As Caitlin started down the narrow road, she caught sight of Jack on the distant jetty, staring up the river, like someone who’d just missed a boat.
September 1921
Unworthy Empire
The tonga deposited Alex Cunningham at the end of the Kudsia Road. He lifted out his suitcase, paid the preagreed amount, and assured his young driver that there was no point in waiting. The boy turned the horse in a tight half circle, and offered up the usual reproachful look before gently twitching the reins and rattling off down the road.
Cunningham took a deep breath and started walking, mindful of the hot tropical sun and the strange, sweet scents of the flourishing gardens. Hundreds of invisible birds seemed to be singing their hearts out, and the distant sound of racket on ball, interrupted by bursts of excited laughter, offered evidence of human life behind the curtains of bougainvillea.
At a cursory glance, the Indian Political Intelligence building was just another European bungalow in the Delhi cantonment, but the soldiers lurking in the trees and the wireless mast reaching up to the heavens rather gave it away.
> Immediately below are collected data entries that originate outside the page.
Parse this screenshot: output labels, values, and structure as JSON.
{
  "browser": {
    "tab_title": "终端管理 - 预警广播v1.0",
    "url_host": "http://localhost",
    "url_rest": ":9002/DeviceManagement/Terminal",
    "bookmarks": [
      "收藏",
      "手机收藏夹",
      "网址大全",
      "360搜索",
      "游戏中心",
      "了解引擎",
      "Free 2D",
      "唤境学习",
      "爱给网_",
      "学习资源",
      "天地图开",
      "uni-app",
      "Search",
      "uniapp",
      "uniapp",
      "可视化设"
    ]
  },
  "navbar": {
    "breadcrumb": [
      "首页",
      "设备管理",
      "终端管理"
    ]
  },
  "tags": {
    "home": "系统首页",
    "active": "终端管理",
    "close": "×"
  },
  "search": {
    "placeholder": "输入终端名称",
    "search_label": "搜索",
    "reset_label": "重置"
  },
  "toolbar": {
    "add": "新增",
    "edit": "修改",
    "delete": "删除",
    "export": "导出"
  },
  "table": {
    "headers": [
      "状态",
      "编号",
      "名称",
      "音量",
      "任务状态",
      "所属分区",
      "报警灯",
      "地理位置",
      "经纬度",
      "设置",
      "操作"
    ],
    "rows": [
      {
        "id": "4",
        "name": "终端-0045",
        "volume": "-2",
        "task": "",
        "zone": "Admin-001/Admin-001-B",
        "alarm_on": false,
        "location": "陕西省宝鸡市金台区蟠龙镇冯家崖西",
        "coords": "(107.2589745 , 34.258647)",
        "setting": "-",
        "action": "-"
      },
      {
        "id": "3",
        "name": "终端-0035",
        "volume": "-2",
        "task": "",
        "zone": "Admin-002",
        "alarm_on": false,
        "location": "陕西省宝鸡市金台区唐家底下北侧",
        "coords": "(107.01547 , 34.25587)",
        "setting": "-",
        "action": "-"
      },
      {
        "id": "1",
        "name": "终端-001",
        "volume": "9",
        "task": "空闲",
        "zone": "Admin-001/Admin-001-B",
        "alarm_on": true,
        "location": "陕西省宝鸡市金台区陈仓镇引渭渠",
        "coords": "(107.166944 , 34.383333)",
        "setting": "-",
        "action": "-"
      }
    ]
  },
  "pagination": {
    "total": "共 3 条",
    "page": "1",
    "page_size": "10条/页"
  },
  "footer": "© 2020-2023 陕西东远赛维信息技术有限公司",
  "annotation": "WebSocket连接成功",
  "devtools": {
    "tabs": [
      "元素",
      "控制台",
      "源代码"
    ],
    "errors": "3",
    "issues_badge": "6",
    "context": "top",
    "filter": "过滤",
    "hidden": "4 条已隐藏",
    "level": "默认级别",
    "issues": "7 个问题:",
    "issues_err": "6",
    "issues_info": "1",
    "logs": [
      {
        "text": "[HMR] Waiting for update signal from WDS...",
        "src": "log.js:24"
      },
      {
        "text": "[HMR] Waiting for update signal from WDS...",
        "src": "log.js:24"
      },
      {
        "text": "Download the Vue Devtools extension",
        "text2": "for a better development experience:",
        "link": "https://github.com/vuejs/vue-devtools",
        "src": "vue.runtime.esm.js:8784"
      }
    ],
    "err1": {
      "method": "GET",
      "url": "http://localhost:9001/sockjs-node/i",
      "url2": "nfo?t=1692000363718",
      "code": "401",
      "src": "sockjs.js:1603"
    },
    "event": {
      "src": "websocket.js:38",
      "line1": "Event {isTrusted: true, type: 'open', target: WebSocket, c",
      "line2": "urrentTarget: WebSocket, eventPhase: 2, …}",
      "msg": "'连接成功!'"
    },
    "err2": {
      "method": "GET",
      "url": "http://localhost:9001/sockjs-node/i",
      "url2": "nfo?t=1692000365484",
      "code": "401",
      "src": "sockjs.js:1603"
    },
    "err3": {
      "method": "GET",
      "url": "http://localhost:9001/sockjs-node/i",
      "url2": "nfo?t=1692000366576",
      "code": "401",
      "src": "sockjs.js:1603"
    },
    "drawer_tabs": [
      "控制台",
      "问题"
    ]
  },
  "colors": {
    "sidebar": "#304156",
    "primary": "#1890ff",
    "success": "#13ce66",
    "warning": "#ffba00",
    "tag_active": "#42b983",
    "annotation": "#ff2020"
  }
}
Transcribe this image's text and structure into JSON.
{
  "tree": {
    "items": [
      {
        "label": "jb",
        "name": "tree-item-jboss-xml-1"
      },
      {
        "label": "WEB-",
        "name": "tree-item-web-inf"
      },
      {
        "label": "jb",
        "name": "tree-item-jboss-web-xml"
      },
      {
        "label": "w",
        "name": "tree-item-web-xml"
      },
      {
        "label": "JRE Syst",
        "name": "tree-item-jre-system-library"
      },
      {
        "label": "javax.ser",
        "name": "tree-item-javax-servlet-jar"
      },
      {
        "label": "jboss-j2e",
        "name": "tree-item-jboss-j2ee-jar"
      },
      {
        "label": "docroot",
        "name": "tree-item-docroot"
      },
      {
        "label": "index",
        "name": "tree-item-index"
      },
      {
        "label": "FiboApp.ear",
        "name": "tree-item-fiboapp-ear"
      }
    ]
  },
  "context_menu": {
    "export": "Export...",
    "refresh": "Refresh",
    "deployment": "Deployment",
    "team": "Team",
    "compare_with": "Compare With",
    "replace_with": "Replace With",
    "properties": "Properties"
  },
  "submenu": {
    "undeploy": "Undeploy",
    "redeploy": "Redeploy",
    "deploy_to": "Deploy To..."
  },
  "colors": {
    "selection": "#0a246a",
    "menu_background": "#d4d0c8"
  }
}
A replacement had presumably been included in the plans for the new city five miles to the south, but Cunningham doubted the setting would have the same charm.
He had no sooner shown the soldiers his papers than a tall, fair-haired young man in a shirt and slacks appeared in the doorway. “Cunningham?” the man asked with a faint Yorkshire accent. “Morley, Nigel,” he said, offering his hand. “We’ve been expecting you.” He looked around. “You might as well leave your luggage here for the minute. We’ve got you a bungalow near the Ridge. Come this way.”